Now, what does this have to do with Vin? He is an athlete. He is more efficient at getting the oxygen to his cells for a longer and more consistent amount of time. He can get the CO2 out of his lungs effectively. He can run faster and longer because his cells don’t have to resort to only anaerobic respiration. That is what his biology teacher was trying to convey to her class full of sixteen-year olds. All that I wrote so confusingly above makes more sense when you picture it happening to you. (Sixteen-year olds are a tiny bit egotistic.)

But this doesn’t explain why I laughed so hard when Vin said he had a great set of legs. It’s what his teacher said two years after his taking the class that did that. When we were graduating we not only had friends sign our yearbooks, but also some of our favorite teachers.

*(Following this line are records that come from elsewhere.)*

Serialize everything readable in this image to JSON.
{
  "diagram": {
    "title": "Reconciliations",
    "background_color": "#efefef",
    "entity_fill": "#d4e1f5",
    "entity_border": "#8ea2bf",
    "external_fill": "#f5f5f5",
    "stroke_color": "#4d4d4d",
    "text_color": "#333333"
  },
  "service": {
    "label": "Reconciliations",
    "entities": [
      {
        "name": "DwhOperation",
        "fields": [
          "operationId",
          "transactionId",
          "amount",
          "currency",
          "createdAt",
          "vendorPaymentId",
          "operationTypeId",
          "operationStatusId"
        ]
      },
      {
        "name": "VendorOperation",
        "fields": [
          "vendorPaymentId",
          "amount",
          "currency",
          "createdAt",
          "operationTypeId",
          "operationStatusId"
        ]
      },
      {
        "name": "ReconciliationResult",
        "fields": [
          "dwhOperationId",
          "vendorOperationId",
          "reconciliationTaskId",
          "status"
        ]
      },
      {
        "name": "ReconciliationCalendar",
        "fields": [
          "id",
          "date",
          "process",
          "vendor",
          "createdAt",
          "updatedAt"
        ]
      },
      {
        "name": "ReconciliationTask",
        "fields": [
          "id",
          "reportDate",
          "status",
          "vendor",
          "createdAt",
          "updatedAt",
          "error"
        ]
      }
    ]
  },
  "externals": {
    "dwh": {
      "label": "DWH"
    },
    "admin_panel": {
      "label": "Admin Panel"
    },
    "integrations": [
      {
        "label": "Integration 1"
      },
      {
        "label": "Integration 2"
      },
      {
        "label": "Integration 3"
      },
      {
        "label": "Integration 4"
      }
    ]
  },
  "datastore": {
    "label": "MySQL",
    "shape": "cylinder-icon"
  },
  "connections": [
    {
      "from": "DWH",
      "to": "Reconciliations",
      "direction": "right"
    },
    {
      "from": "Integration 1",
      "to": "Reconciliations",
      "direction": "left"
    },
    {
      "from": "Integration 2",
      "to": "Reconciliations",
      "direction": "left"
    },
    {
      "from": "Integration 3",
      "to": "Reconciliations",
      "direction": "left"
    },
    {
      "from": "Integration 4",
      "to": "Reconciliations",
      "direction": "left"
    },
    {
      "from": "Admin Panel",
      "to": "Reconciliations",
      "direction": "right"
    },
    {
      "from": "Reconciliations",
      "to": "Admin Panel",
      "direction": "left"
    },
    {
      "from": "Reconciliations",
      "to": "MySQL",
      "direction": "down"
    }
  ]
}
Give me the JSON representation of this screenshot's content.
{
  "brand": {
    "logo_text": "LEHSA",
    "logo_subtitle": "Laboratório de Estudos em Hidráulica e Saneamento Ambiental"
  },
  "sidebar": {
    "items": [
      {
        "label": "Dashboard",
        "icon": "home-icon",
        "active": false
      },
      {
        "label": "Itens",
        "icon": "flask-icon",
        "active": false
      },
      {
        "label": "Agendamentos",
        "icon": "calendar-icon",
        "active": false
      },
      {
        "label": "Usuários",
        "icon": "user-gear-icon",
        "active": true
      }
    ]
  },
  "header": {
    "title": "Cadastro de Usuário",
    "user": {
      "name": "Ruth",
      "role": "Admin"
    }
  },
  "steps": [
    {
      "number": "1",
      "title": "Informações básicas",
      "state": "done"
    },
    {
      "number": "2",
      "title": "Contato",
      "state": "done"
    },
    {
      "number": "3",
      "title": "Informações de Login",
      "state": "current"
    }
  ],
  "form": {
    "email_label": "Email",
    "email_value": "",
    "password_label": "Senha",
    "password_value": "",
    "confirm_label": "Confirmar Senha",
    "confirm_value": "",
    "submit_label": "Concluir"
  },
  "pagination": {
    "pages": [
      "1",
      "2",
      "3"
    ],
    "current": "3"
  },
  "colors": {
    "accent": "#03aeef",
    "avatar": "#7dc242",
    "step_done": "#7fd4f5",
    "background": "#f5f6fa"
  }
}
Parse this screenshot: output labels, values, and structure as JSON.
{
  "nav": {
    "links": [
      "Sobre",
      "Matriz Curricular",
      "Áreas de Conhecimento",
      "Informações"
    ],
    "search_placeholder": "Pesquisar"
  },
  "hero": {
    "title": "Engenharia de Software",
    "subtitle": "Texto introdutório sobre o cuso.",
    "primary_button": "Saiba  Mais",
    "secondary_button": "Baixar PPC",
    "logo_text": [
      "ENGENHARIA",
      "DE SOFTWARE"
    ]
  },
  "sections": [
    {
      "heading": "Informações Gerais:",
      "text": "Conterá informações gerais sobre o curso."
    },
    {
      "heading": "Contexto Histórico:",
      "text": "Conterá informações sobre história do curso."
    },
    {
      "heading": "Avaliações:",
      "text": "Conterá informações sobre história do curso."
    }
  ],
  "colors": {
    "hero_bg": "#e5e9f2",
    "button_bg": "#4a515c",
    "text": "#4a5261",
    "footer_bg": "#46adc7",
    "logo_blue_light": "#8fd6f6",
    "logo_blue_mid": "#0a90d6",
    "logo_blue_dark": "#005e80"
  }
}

And then there was what Vin’s biology teacher wrote in his yearbook…, “Vincent, May those great pair of legs carry you far!”

I am certain she was referring to how he would use his athletic successes to help students internalize and better understand cellular respiration. But two years later, it just sounded kind of creepy!

*A small bag of M&Ms has 240 Calories of available energy. That is enough energy for an average adult to walk up the Empire State Building 3.5 times! Since our bodies aren’t 100% efficient, we could really only get about 15% of the available energy.